In the winter of 1981 in New York City, violence and crime is rampant throughout the city. Corruption is prevalent, and the criminal underworld’s fingers touch just about everything. Abel Morales (Oscar Isaac), an ambitious immigrant and businessman, seeks to expand his business and wants to do it legitimately. He and his wife, Anna (Jessica Chastain), place a substantial investment into a business venture where they will have 30 days to prove their worth or lose it all. However, forces both internally and externally mount that continue to put that deadline and their livelihood in extreme jeopardy.

J.C. Chandor, director of Margin Call and All Is Lost, has written and directed a well-made, slow-burn crime drama that harkens back to similar films made in the ’70s and ’80s. The film almost feels like it was based on a true story. It moves along at its own, sometimes dry, pace and plays out quite realistically. Going in, one may expect your stereotypical gangster film, but while it may have recognizable tropes, it never unfolds like one.

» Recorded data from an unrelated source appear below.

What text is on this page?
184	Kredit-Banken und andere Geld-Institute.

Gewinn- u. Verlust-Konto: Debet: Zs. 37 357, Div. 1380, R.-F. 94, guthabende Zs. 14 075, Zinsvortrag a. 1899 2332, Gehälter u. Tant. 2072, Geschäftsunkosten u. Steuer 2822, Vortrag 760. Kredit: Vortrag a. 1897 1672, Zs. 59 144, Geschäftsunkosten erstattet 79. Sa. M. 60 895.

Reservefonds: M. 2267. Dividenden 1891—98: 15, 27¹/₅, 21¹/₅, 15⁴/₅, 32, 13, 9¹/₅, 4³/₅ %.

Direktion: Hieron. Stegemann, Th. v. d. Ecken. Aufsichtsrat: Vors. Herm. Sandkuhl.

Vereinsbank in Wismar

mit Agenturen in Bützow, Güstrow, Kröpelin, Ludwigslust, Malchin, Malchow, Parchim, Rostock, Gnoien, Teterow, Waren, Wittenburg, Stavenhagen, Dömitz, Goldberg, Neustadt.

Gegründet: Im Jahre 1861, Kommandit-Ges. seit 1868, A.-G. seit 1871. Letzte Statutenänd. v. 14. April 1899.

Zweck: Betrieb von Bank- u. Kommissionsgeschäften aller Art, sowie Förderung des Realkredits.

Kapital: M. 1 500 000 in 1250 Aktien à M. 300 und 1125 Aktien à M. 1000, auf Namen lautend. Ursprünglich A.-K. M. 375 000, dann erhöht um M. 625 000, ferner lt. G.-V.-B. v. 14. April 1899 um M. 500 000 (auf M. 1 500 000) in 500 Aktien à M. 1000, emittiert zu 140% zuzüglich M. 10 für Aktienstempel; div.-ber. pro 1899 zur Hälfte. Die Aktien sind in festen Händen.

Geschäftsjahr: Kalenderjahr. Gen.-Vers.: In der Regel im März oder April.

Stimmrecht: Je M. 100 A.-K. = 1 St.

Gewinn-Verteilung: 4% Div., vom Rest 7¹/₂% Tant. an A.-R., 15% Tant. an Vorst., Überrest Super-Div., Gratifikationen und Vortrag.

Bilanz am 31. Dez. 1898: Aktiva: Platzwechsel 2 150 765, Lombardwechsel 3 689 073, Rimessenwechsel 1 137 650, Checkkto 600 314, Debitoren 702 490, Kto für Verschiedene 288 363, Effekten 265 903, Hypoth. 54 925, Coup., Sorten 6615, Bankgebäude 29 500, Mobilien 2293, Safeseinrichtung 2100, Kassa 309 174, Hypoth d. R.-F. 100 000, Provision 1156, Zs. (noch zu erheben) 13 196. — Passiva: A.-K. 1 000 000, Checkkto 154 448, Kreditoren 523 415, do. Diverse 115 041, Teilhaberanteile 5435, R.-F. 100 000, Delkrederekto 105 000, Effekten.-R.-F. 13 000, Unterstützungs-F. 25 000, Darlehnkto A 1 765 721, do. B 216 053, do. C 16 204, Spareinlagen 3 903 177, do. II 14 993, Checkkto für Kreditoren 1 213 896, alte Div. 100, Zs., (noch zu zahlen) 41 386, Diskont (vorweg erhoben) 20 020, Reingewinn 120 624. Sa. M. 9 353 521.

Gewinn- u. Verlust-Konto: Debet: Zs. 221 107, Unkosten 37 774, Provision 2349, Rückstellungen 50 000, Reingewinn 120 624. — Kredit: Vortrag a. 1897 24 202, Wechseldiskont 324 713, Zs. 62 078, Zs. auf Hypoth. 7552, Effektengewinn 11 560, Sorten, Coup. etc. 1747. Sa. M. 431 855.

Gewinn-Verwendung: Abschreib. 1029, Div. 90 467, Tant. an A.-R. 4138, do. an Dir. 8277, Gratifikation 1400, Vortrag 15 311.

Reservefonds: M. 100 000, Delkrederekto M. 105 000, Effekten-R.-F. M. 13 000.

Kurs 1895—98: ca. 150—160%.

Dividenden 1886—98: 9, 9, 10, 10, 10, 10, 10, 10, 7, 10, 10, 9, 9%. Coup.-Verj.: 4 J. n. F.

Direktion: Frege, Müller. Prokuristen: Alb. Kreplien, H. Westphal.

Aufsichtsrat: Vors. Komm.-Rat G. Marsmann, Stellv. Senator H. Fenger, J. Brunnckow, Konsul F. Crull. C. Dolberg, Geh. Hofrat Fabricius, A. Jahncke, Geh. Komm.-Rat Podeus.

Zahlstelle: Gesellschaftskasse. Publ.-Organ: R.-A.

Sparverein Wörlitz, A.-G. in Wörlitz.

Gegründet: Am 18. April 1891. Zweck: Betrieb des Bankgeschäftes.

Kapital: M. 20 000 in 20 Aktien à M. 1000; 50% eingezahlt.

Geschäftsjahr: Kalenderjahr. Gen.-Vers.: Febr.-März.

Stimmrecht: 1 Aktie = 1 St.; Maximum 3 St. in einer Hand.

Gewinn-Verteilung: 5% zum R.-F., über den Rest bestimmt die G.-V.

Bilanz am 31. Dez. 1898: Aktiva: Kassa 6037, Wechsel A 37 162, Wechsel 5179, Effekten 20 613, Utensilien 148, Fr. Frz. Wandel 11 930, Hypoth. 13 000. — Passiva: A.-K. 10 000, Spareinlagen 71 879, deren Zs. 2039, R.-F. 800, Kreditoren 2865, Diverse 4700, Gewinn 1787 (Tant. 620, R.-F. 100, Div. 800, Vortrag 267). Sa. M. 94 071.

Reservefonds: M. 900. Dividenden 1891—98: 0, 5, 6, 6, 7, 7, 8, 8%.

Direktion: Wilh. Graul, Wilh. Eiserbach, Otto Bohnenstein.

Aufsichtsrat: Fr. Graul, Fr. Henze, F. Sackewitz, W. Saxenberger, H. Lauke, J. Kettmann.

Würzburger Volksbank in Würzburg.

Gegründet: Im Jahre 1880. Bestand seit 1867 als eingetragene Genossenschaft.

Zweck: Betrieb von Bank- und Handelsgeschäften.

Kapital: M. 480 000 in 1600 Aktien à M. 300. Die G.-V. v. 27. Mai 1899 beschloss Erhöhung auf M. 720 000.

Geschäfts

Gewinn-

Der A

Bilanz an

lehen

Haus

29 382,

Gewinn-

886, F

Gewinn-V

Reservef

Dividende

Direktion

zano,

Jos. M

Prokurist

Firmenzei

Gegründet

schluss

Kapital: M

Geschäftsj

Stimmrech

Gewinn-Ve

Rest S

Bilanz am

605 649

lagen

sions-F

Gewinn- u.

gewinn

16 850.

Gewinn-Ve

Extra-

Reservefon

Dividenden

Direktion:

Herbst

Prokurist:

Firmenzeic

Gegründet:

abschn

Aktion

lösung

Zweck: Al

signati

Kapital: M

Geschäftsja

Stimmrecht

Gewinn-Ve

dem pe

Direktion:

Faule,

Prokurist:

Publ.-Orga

There are many moments in this film that, in other directors’ hands, would likely be over the top and clichéd, but Chandor presents them in a matter-of-fact and understated fashion. Like his previous films, Chandor has also written some engaging and memorable characters. A couple in crime, or non-crime, of such power and potency likely hasn’t graced the silver screen since Ray Liotta and Lorraine Bracco in Martin Scorsese’s Goodfellas. There may have been others, but they’re the first to come to mind. The film is populated by so many characters of dubious intent that you often wonder just who you can even trust in this world.

Oscar Isaac stars as Abel Morales, and he effectively plays a man driven by honor and respect but knows the trappings of the world he lives in and really conveys the struggle he faces to do the right thing. Jessica Chastain is excellent as his mob-connected wife, Anna. She’s a woman who loves and supports her husband but wishes he would be more assertive in situations, likely attributable to the fact that she is very much her father’s daughter. Separately they are strong, but together they are a force to be reckoned with. Albert Brooks co-stars as their attorney, Andrew Walsh. He is quite good in a role that can almost pass as the film’s comic relief, but the comedy doesn’t come from slapstick but from the surprisingly humorous side of bleak situations.

This is a subtle-but-impactful, deliberately paced crime drama that will keep your interest as you wait to see just what will happen in the end. It does start slowly but gradually builds to its quiet but satisfying conclusion. While not as strong as his previous directorial efforts, Chandor’s latest certainly ranks among some of the best crime dramas in recent memory.